I've been DM for most of that time. One of the other group members will DM on occassion, when I feel like taking a break and playing. The other two players never DM, don't know all of the rules and don't really care to learn them -- they just want to have fun. If I or the other DM tell them a rule, they don't question it; they basically believe whatever we tell them. So as long as I or the other DM don't give them any reason to mistrust us, they don't.

I remember one adventure I was running. The players were out in the forest, searching for the hidden altar and worship site of an evil cult. I had just seen the movie "The Blair Witch Project," and I thought it would be cool if unexplained events like those in the movie were happening to the players. So they did.

There were no "rules" to what was happening to them -- strange voices they heard at night, the sound of children laughing, getting lost and apparently walking in circles when they took every precaution to stick to a straight route. The players were frustrated, but they just assumed it was the evil cult messing with them.

They questioned me about how all this was happening, whether it was magic or not -- I dropped some vague hints that led them to believe it was psionics. We have never used psionics in any of our games, at least not as a power that the PCs have. I didn't know how psionics worked, and the players didn't know how psionics worked. But it didn't matter, it was still fun. The players were unnerved by the strange things happening, but were having a good time.

Finally, they started treating what was happening as like an illusion, so they came up with a method to counteract what was happening by not trusting their senses of sight and hearing. I rewarded them by allowing them to find the evil cult's hideout this way. Everyone was satisfied with the way things turned out.

I guess I would have been in real trouble if afterwards, the PCs had tried to investigate the strange power further so they could use it themselves. Then I probably would have had to learn how psionics really work. :D
 

I think Barsoomscore expressed my own opinion very well. Mysteries come in lots of flavors, and some of them, by design (as Tolkien said) are never meant to be solved. "How did Nagash "invent" Necromancy several millenia ago, and how come no necromancer since has been as powerful?" Can a PC really figure that out? I dunno. Maybe he shouldn't. Most likely, he shouldn't even try.

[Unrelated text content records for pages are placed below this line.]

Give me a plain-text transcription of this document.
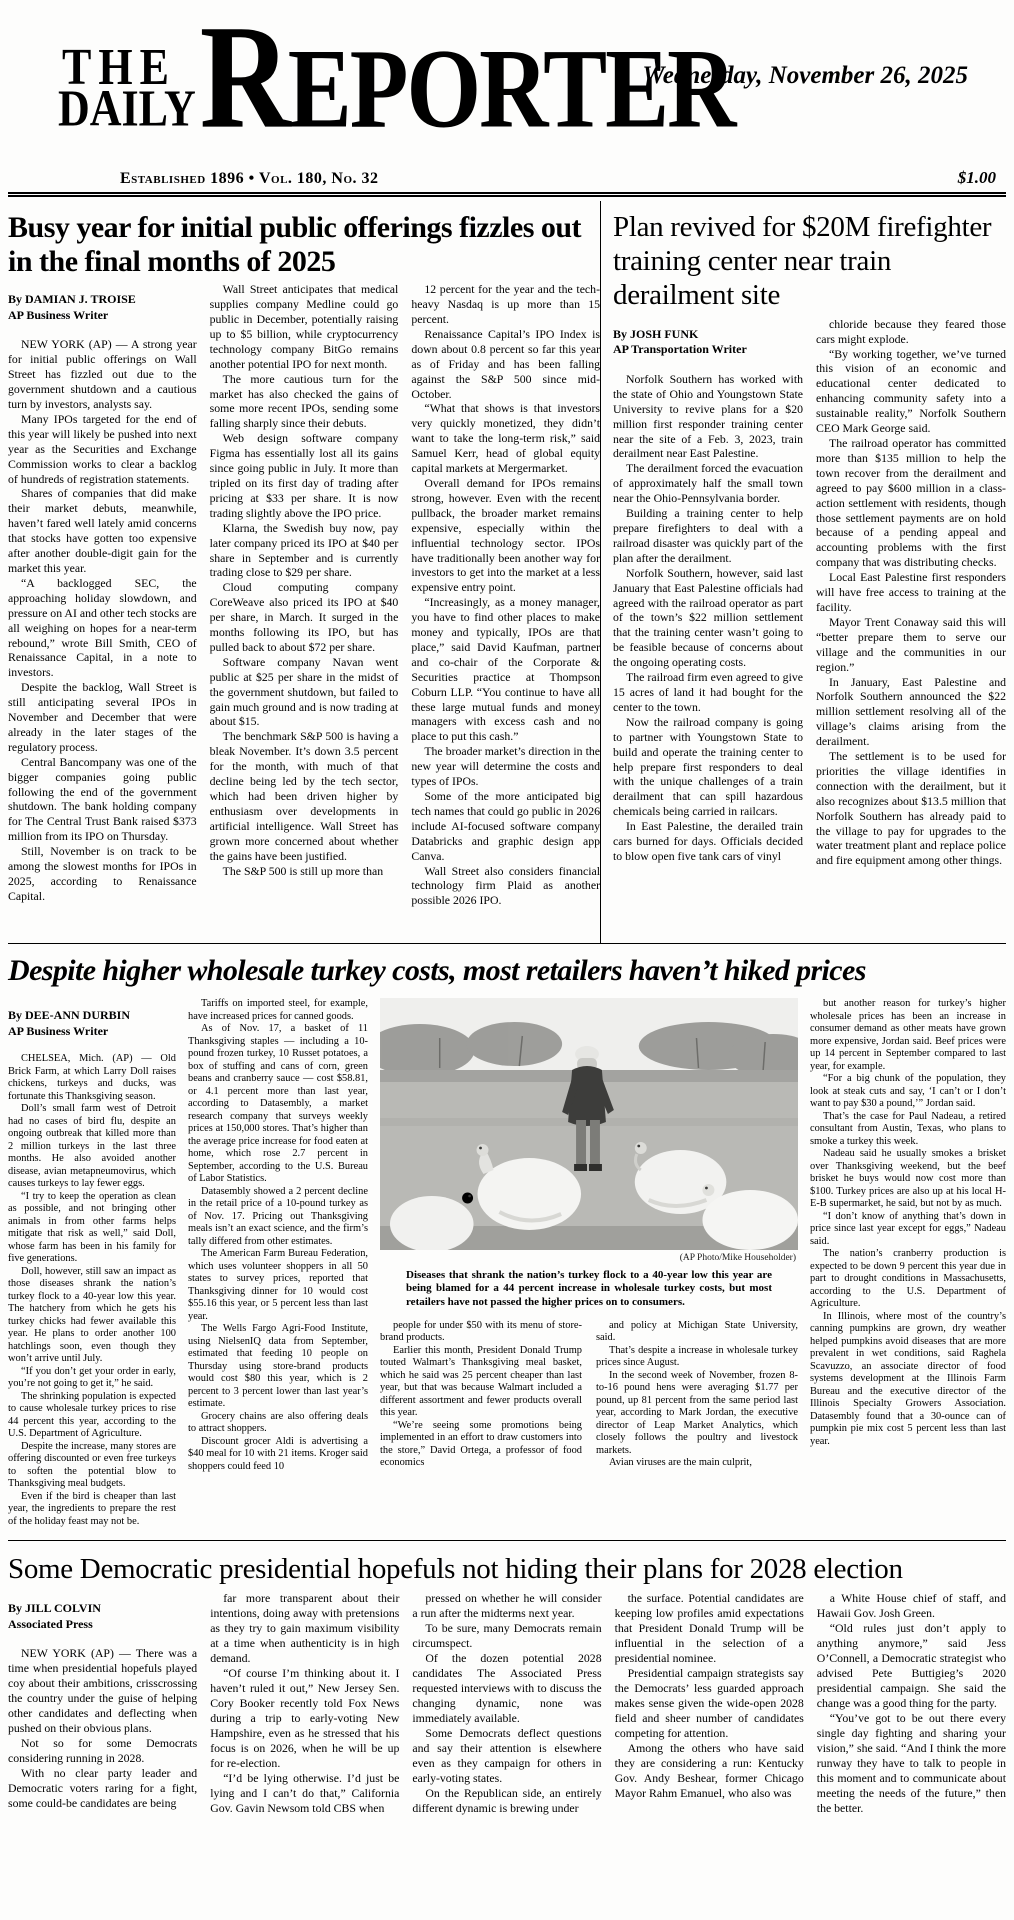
THE
DAILY REPORTER
Wednesday, November 26, 2025
Established 1896 • Vol. 180, No. 32	$1.00
Busy year for initial public offerings fizzles out in the final months of 2025
By DAMIAN J. TROISE
AP Business Writer

NEW YORK (AP) — A strong year for initial public offerings on Wall Street has fizzled out due to the government shutdown and a cautious turn by investors, analysts say.

Many IPOs targeted for the end of this year will likely be pushed into next year as the Securities and Exchange Commission works to clear a backlog of hundreds of registration statements.

Shares of companies that did make their market debuts, meanwhile, haven’t fared well lately amid concerns that stocks have gotten too expensive after another double-digit gain for the market this year.

“A backlogged SEC, the approaching holiday slowdown, and pressure on AI and other tech stocks are all weighing on hopes for a near-term rebound,” wrote Bill Smith, CEO of Renaissance Capital, in a note to investors.

Despite the backlog, Wall Street is still anticipating several IPOs in November and December that were already in the later stages of the regulatory process.

Central Bancompany was one of the bigger companies going public following the end of the government shutdown. The bank holding company for The Central Trust Bank raised $373 million from its IPO on Thursday.

Still, November is on track to be among the slowest months for IPOs in 2025, according to Renaissance Capital.

Wall Street anticipates that medical supplies company Medline could go public in December, potentially raising up to $5 billion, while cryptocurrency technology company BitGo remains another potential IPO for next month.

The more cautious turn for the market has also checked the gains of some more recent IPOs, sending some falling sharply since their debuts.

Web design software company Figma has essentially lost all its gains since going public in July. It more than tripled on its first day of trading after pricing at $33 per share. It is now trading slightly above the IPO price.

Klarna, the Swedish buy now, pay later company priced its IPO at $40 per share in September and is currently trading close to $29 per share.

Cloud computing company CoreWeave also priced its IPO at $40 per share, in March. It surged in the months following its IPO, but has pulled back to about $72 per share.

Software company Navan went public at $25 per share in the midst of the government shutdown, but failed to gain much ground and is now trading at about $15.

The benchmark S&P 500 is having a bleak November. It’s down 3.5 percent for the month, with much of that decline being led by the tech sector, which had been driven higher by enthusiasm over developments in artificial intelligence. Wall Street has grown more concerned about whether the gains have been justified.

The S&P 500 is still up more than

12 percent for the year and the tech-heavy Nasdaq is up more than 15 percent.

Renaissance Capital’s IPO Index is down about 0.8 percent so far this year as of Friday and has been falling against the S&P 500 since mid-October.

“What that shows is that investors very quickly monetized, they didn’t want to take the long-term risk,” said Samuel Kerr, head of global equity capital markets at Mergermarket.

Overall demand for IPOs remains strong, however. Even with the recent pullback, the broader market remains expensive, especially within the influential technology sector. IPOs have traditionally been another way for investors to get into the market at a less expensive entry point.

“Increasingly, as a money manager, you have to find other places to make money and typically, IPOs are that place,” said David Kaufman, partner and co-chair of the Corporate & Securities practice at Thompson Coburn LLP. “You continue to have all these large mutual funds and money managers with excess cash and no place to put this cash.”

The broader market’s direction in the new year will determine the costs and types of IPOs.

Some of the more anticipated big tech names that could go public in 2026 include AI-focused software company Databricks and graphic design app Canva.

Wall Street also considers financial technology firm Plaid as another possible 2026 IPO.

Plan revived for $20M firefighter training center near train derailment site
By JOSH FUNK
AP Transportation Writer

Norfolk Southern has worked with the state of Ohio and Youngstown State University to revive plans for a $20 million first responder training center near the site of a Feb. 3, 2023, train derailment near East Palestine.

The derailment forced the evacuation of approximately half the small town near the Ohio-Pennsylvania border.

Building a training center to help prepare firefighters to deal with a railroad disaster was quickly part of the plan after the derailment.

Norfolk Southern, however, said last January that East Palestine officials had agreed with the railroad operator as part of the town’s $22 million settlement that the training center wasn’t going to be feasible because of concerns about the ongoing operating costs.

The railroad firm even agreed to give 15 acres of land it had bought for the center to the town.

Now the railroad company is going to partner with Youngstown State to build and operate the training center to help prepare first responders to deal with the unique challenges of a train derailment that can spill hazardous chemicals being carried in railcars.

In East Palestine, the derailed train cars burned for days. Officials decided to blow open five tank cars of vinyl

chloride because they feared those cars might explode.

“By working together, we’ve turned this vision of an economic and educational center dedicated to enhancing community safety into a sustainable reality,” Norfolk Southern CEO Mark George said.

The railroad operator has committed more than $135 million to help the town recover from the derailment and agreed to pay $600 million in a class-action settlement with residents, though those settlement payments are on hold because of a pending appeal and accounting problems with the first company that was distributing checks.

Local East Palestine first responders will have free access to training at the facility.

Mayor Trent Conaway said this will “better prepare them to serve our village and the communities in our region.”

In January, East Palestine and Norfolk Southern announced the $22 million settlement resolving all of the village’s claims arising from the derailment.

The settlement is to be used for priorities the village identifies in connection with the derailment, but it also recognizes about $13.5 million that Norfolk Southern has already paid to the village to pay for upgrades to the water treatment plant and replace police and fire equipment among other things.

Despite higher wholesale turkey costs, most retailers haven’t hiked prices
By DEE-ANN DURBIN
AP Business Writer

CHELSEA, Mich. (AP) — Old Brick Farm, at which Larry Doll raises chickens, turkeys and ducks, was fortunate this Thanksgiving season.

Doll’s small farm west of Detroit had no cases of bird flu, despite an ongoing outbreak that killed more than 2 million turkeys in the last three months. He also avoided another disease, avian metapneumovirus, which causes turkeys to lay fewer eggs.

“I try to keep the operation as clean as possible, and not bringing other animals in from other farms helps mitigate that risk as well,” said Doll, whose farm has been in his family for five generations.

Doll, however, still saw an impact as those diseases shrank the nation’s turkey flock to a 40-year low this year. The hatchery from which he gets his turkey chicks had fewer available this year. He plans to order another 100 hatchlings soon, even though they won’t arrive until July.

“If you don’t get your order in early, you’re not going to get it,” he said.

The shrinking population is expected to cause wholesale turkey prices to rise 44 percent this year, according to the U.S. Department of Agriculture.

Despite the increase, many stores are offering discounted or even free turkeys to soften the potential blow to Thanksgiving meal budgets.

Even if the bird is cheaper than last year, the ingredients to prepare the rest of the holiday feast may not be.

Tariffs on imported steel, for example, have increased prices for canned goods.

As of Nov. 17, a basket of 11 Thanksgiving staples — including a 10-pound frozen turkey, 10 Russet potatoes, a box of stuffing and cans of corn, green beans and cranberry sauce — cost $58.81, or 4.1 percent more than last year, according to Datasembly, a market research company that surveys weekly prices at 150,000 stores. That’s higher than the average price increase for food eaten at home, which rose 2.7 percent in September, according to the U.S. Bureau of Labor Statistics.

Datasembly showed a 2 percent decline in the retail price of a 10-pound turkey as of Nov. 17. Pricing out Thanksgiving meals isn’t an exact science, and the firm’s tally differed from other estimates.

The American Farm Bureau Federation, which uses volunteer shoppers in all 50 states to survey prices, reported that Thanksgiving dinner for 10 would cost $55.16 this year, or 5 percent less than last year.

The Wells Fargo Agri-Food Institute, using NielsenIQ data from September, estimated that feeding 10 people on Thursday using store-brand products would cost $80 this year, which is 2 percent to 3 percent lower than last year’s estimate.

Grocery chains are also offering deals to attract shoppers.

Discount grocer Aldi is advertising a $40 meal for 10 with 21 items. Kroger said shoppers could feed 10

(AP Photo/Mike Householder)
Diseases that shrank the nation’s turkey flock to a 40-year low this year are being blamed for a 44 percent increase in wholesale turkey costs, but most retailers have not passed the higher prices on to consumers.

people for under $50 with its menu of store-brand products.

Earlier this month, President Donald Trump touted Walmart’s Thanksgiving meal basket, which he said was 25 percent cheaper than last year, but that was because Walmart included a different assortment and fewer products overall this year.

“We’re seeing some promotions being implemented in an effort to draw customers into the store,” David Ortega, a professor of food economics

and policy at Michigan State University, said.

That’s despite a increase in wholesale turkey prices since August.

In the second week of November, frozen 8-to-16 pound hens were averaging $1.77 per pound, up 81 percent from the same period last year, according to Mark Jordan, the executive director of Leap Market Analytics, which closely follows the poultry and livestock markets.

Avian viruses are the main culprit,

but another reason for turkey’s higher wholesale prices has been an increase in consumer demand as other meats have grown more expensive, Jordan said. Beef prices were up 14 percent in September compared to last year, for example.

“For a big chunk of the population, they look at steak cuts and say, ‘I can’t or I don’t want to pay $30 a pound,’” Jordan said.

That’s the case for Paul Nadeau, a retired consultant from Austin, Texas, who plans to smoke a turkey this week.

Nadeau said he usually smokes a brisket over Thanksgiving weekend, but the beef brisket he buys would now cost more than $100. Turkey prices are also up at his local H-E-B supermarket, he said, but not by as much.

“I don’t know of anything that’s down in price since last year except for eggs,” Nadeau said.

The nation’s cranberry production is expected to be down 9 percent this year due in part to drought conditions in Massachusetts, according to the U.S. Department of Agriculture.

In Illinois, where most of the country’s canning pumpkins are grown, dry weather helped pumpkins avoid diseases that are more prevalent in wet conditions, said Raghela Scavuzzo, an associate director of food systems development at the Illinois Farm Bureau and the executive director of the Illinois Specialty Growers Association. Datasembly found that a 30-ounce can of pumpkin pie mix cost 5 percent less than last year.

Some Democratic presidential hopefuls not hiding their plans for 2028 election
By JILL COLVIN
Associated Press

NEW YORK (AP) — There was a time when presidential hopefuls played coy about their ambitions, crisscrossing the country under the guise of helping other candidates and deflecting when pushed on their obvious plans.

Not so for some Democrats considering running in 2028.

With no clear party leader and Democratic voters raring for a fight, some could-be candidates are being

far more transparent about their intentions, doing away with pretensions as they try to gain maximum visibility at a time when authenticity is in high demand.

“Of course I’m thinking about it. I haven’t ruled it out,” New Jersey Sen. Cory Booker recently told Fox News during a trip to early-voting New Hampshire, even as he stressed that his focus is on 2026, when he will be up for re-election.

“I’d be lying otherwise. I’d just be lying and I can’t do that,” California Gov. Gavin Newsom told CBS when

pressed on whether he will consider a run after the midterms next year.

To be sure, many Democrats remain circumspect.

Of the dozen potential 2028 candidates The Associated Press requested interviews with to discuss the changing dynamic, none was immediately available.

Some Democrats deflect questions and say their attention is elsewhere even as they campaign for others in early-voting states.

On the Republican side, an entirely different dynamic is brewing under

the surface. Potential candidates are keeping low profiles amid expectations that President Donald Trump will be influential in the selection of a presidential nominee.

Presidential campaign strategists say the Democrats’ less guarded approach makes sense given the wide-open 2028 field and sheer number of candidates competing for attention.

Among the others who have said they are considering a run: Kentucky Gov. Andy Beshear, former Chicago Mayor Rahm Emanuel, who also was

a White House chief of staff, and Hawaii Gov. Josh Green.

“Old rules just don’t apply to anything anymore,” said Jess O’Connell, a Democratic strategist who advised Pete Buttigieg’s 2020 presidential campaign. She said the change was a good thing for the party.

“You’ve got to be out there every single day fighting and sharing your vision,” she said. “And I think the more runway they have to talk to people in this moment and to communicate about meeting the needs of the future,” then the better.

I really don't think it's a consistency thing either. There are lots of things that happen in our own world that we (collectively) can't explain, not to mention the things that any smaller subset of we can't explain. Does that make the real world inconsistent? No, our understanding of it is just limited.
 

Joshua Dyal said:
I think Barsoomscore expressed my own opinion very well. Mysteries come in lots of flavors, and some of them, by design (as Tolkien said) are never meant to be solved. "How did Nagash "invent" Necromancy several millenia ago, and how come no necromancer since has been as powerful?" Can a PC really figure that out? I dunno. Maybe he shouldn't. Most likely, he shouldn't even try.

I really don't think it's a consistency thing either. There are lots of things that happen in our own world that we (collectively) can't explain, not to mention the things that any smaller subset of we can't explain. Does that make the real world inconsistent? No, our understanding of it is just limited.
Agreed. As long as it's not overused, mysterious things (no stats, not in books, unexplainable with rules) are great. Gives things just a little X-Files/Twilight Zone kind of feel. Now if the players become fixated (read: obscessed to the point of madness) on solving this mystery I may feel inclined to throw them a bone and flesh a bit of it out. All depends on the situation at hand.